Since she became the special coordinator, Lute has traveled for this role only to the Central African Republic (in 2016), and even her own staff noted her lack of engagement in the file in a March 2021 Office of Internal Oversight Services report. It assessed the “relevance and effectiveness of the prevention, response and victim support efforts against sexual exploitation and abuse (SEA) by U.N. Secretariat staff and related personnel covering the 2015-2018 period.”

But information from earlier periods and current data, when available and relevant, were included in the evaluation results, the report noted.

“Stakeholders described the OSC [Office of the Special Coordinator] as an effective mechanism that improved coherence, coordination, knowledge sharing, and dissemination across the System with 46 per cent of 87 interviewees rating its effectiveness positively (24%) and somewhat positively (22%),” the report said, adding that a quarter of interviewees identified the need for more visibility of the office.

“Although the OSC was a coordination role, and not necessarily the ‘face’ of the issue, interviewees expressed expectations of greater visibility and approachability of the Special Coordinator, as well as of her actual presence at SEA workgroup meetings where she was officially the chair. The double-hatting of the Special Coordinator was perceived by some to have contributed to lower visibility of the Office and further diminishing of its resources.” (“Double-hatting” refers to Lute’s two U.N. jobs.)

Supported by extrabudgetary funding of approximately $3.3 million from seven countries from 2016 to 2019, the appointment of the special coordinator was initially for 11 months but has been extended annually since then, albeit on a “when-actually-employed” contract since May 2017.
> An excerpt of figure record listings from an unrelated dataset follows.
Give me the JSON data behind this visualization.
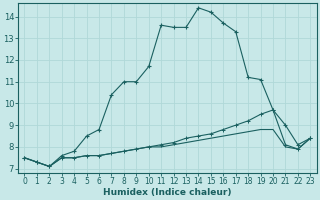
{
  "xlabel": "Humidex (Indice chaleur)",
  "bg_color": "#c8e8e8",
  "grid_color": "#b0d8d8",
  "line_color": "#1a6060",
  "xlim": [
    -0.5,
    23.5
  ],
  "ylim": [
    6.8,
    14.6
  ],
  "yticks": [
    7,
    8,
    9,
    10,
    11,
    12,
    13,
    14
  ],
  "xticks": [
    0,
    1,
    2,
    3,
    4,
    5,
    6,
    7,
    8,
    9,
    10,
    11,
    12,
    13,
    14,
    15,
    16,
    17,
    18,
    19,
    20,
    21,
    22,
    23
  ],
  "series1_x": [
    0,
    1,
    2,
    3,
    4,
    5,
    6,
    7,
    8,
    9,
    10,
    11,
    12,
    13,
    14,
    15,
    16,
    17,
    18,
    19,
    20,
    21,
    22,
    23
  ],
  "series1_y": [
    7.5,
    7.3,
    7.1,
    7.6,
    7.8,
    8.5,
    8.8,
    10.4,
    11.0,
    11.0,
    11.7,
    13.6,
    13.5,
    13.5,
    14.4,
    14.2,
    13.7,
    13.3,
    11.2,
    11.1,
    9.7,
    9.0,
    8.1,
    8.4
  ],
  "series2_x": [
    0,
    1,
    2,
    3,
    4,
    5,
    6,
    7,
    8,
    9,
    10,
    11,
    12,
    13,
    14,
    15,
    16,
    17,
    18,
    19,
    20,
    21,
    22,
    23
  ],
  "series2_y": [
    7.5,
    7.3,
    7.1,
    7.5,
    7.5,
    7.6,
    7.6,
    7.7,
    7.8,
    7.9,
    8.0,
    8.1,
    8.2,
    8.4,
    8.5,
    8.6,
    8.8,
    9.0,
    9.2,
    9.5,
    9.7,
    8.1,
    7.9,
    8.4
  ],
  "series3_x": [
    0,
    1,
    2,
    3,
    4,
    5,
    6,
    7,
    8,
    9,
    10,
    11,
    12,
    13,
    14,
    15,
    16,
    17,
    18,
    19,
    20,
    21,
    22,
    23
  ],
  "series3_y": [
    7.5,
    7.3,
    7.1,
    7.5,
    7.5,
    7.6,
    7.6,
    7.7,
    7.8,
    7.9,
    8.0,
    8.0,
    8.1,
    8.2,
    8.3,
    8.4,
    8.5,
    8.6,
    8.7,
    8.8,
    8.8,
    8.0,
    7.9,
    8.4
  ]
}
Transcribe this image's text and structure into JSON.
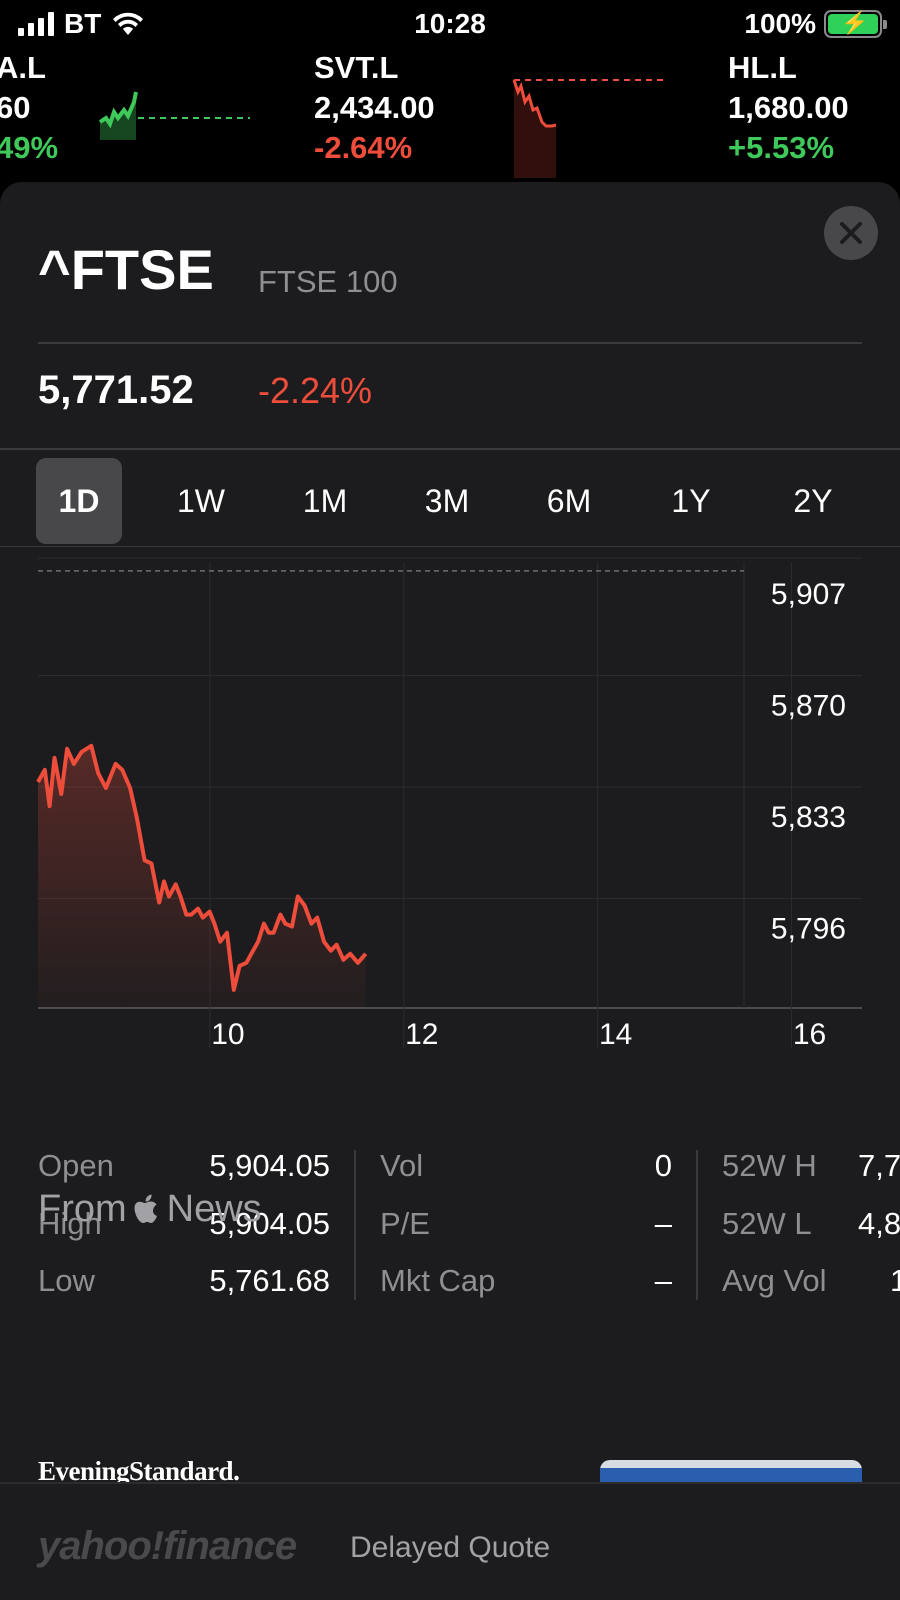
{
  "status_bar": {
    "carrier": "BT",
    "time": "10:28",
    "battery": "100%"
  },
  "ticker": [
    {
      "symbol": "A.L",
      "price": "60",
      "change": "49%",
      "direction": "up"
    },
    {
      "symbol": "SVT.L",
      "price": "2,434.00",
      "change": "-2.64%",
      "direction": "down"
    },
    {
      "symbol": "HL.L",
      "price": "1,680.00",
      "change": "+5.53%",
      "direction": "up"
    }
  ],
  "quote": {
    "symbol": "^FTSE",
    "name": "FTSE 100",
    "price": "5,771.52",
    "change": "-2.24%"
  },
  "ranges": [
    "1D",
    "1W",
    "1M",
    "3M",
    "6M",
    "1Y",
    "2Y"
  ],
  "selected_range": "1D",
  "chart_data": {
    "type": "line",
    "title": "",
    "xlabel": "",
    "ylabel": "",
    "x_ticks": [
      "10",
      "12",
      "14",
      "16"
    ],
    "y_ticks": [
      "5,907",
      "5,870",
      "5,833",
      "5,796"
    ],
    "ylim": [
      5759,
      5907
    ],
    "previous_close": 5904.05,
    "x_range_hours": [
      8.0,
      16.5
    ],
    "series": [
      {
        "color": "#ee4d3c",
        "x": [
          8.0,
          8.07,
          8.12,
          8.17,
          8.24,
          8.3,
          8.37,
          8.45,
          8.55,
          8.62,
          8.7,
          8.8,
          8.87,
          8.95,
          9.02,
          9.1,
          9.17,
          9.25,
          9.3,
          9.35,
          9.42,
          9.47,
          9.53,
          9.58,
          9.65,
          9.7,
          9.77,
          9.82,
          9.88,
          9.95,
          10.02,
          10.08,
          10.15,
          10.2,
          10.27,
          10.33,
          10.38,
          10.43,
          10.5,
          10.55,
          10.62,
          10.68,
          10.75,
          10.82,
          10.88,
          10.95,
          11.02,
          11.08,
          11.15,
          11.22,
          11.3,
          11.38
        ],
        "values": [
          5834,
          5838,
          5826,
          5842,
          5830,
          5845,
          5840,
          5844,
          5846,
          5837,
          5832,
          5840,
          5838,
          5832,
          5822,
          5808,
          5807,
          5794,
          5801,
          5796,
          5800,
          5796,
          5790,
          5790,
          5792,
          5789,
          5791,
          5787,
          5781,
          5784,
          5765,
          5773,
          5774,
          5777,
          5781,
          5787,
          5784,
          5784,
          5790,
          5787,
          5786,
          5796,
          5793,
          5787,
          5789,
          5781,
          5778,
          5780,
          5775,
          5777,
          5774,
          5777
        ]
      }
    ],
    "grid": true
  },
  "stats": [
    {
      "label": "Open",
      "value": "5,904.05"
    },
    {
      "label": "High",
      "value": "5,904.05"
    },
    {
      "label": "Low",
      "value": "5,761.68"
    },
    {
      "label": "Vol",
      "value": "0"
    },
    {
      "label": "P/E",
      "value": "–"
    },
    {
      "label": "Mkt Cap",
      "value": "–"
    },
    {
      "label": "52W H",
      "value": "7,7"
    },
    {
      "label": "52W L",
      "value": "4,8"
    },
    {
      "label": "Avg Vol",
      "value": "1"
    }
  ],
  "news": {
    "heading_prefix": "From",
    "heading_suffix": "News",
    "publisher": "EveningStandard."
  },
  "footer": {
    "brand": "yahoo!finance",
    "note": "Delayed Quote"
  }
}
Representatives of three of the seven countries that help fund the office “raised concerns about the quality of work of the Office, its cost compared to outcome, and lack of understanding of its activities in general,” the report said.

It concluded that though “we have seen good progress in entrenching a vibrant system-wide approach to prevention and response to sexual exploitation and abuse across the United Nations in the four years since the introduction of the Secretary-General’s new strategy . . . “we are not complacent and recognize that constant vigilance and engagement of senior leadership, mainstreaming of awareness-raising, training and accountability mechanisms are required.”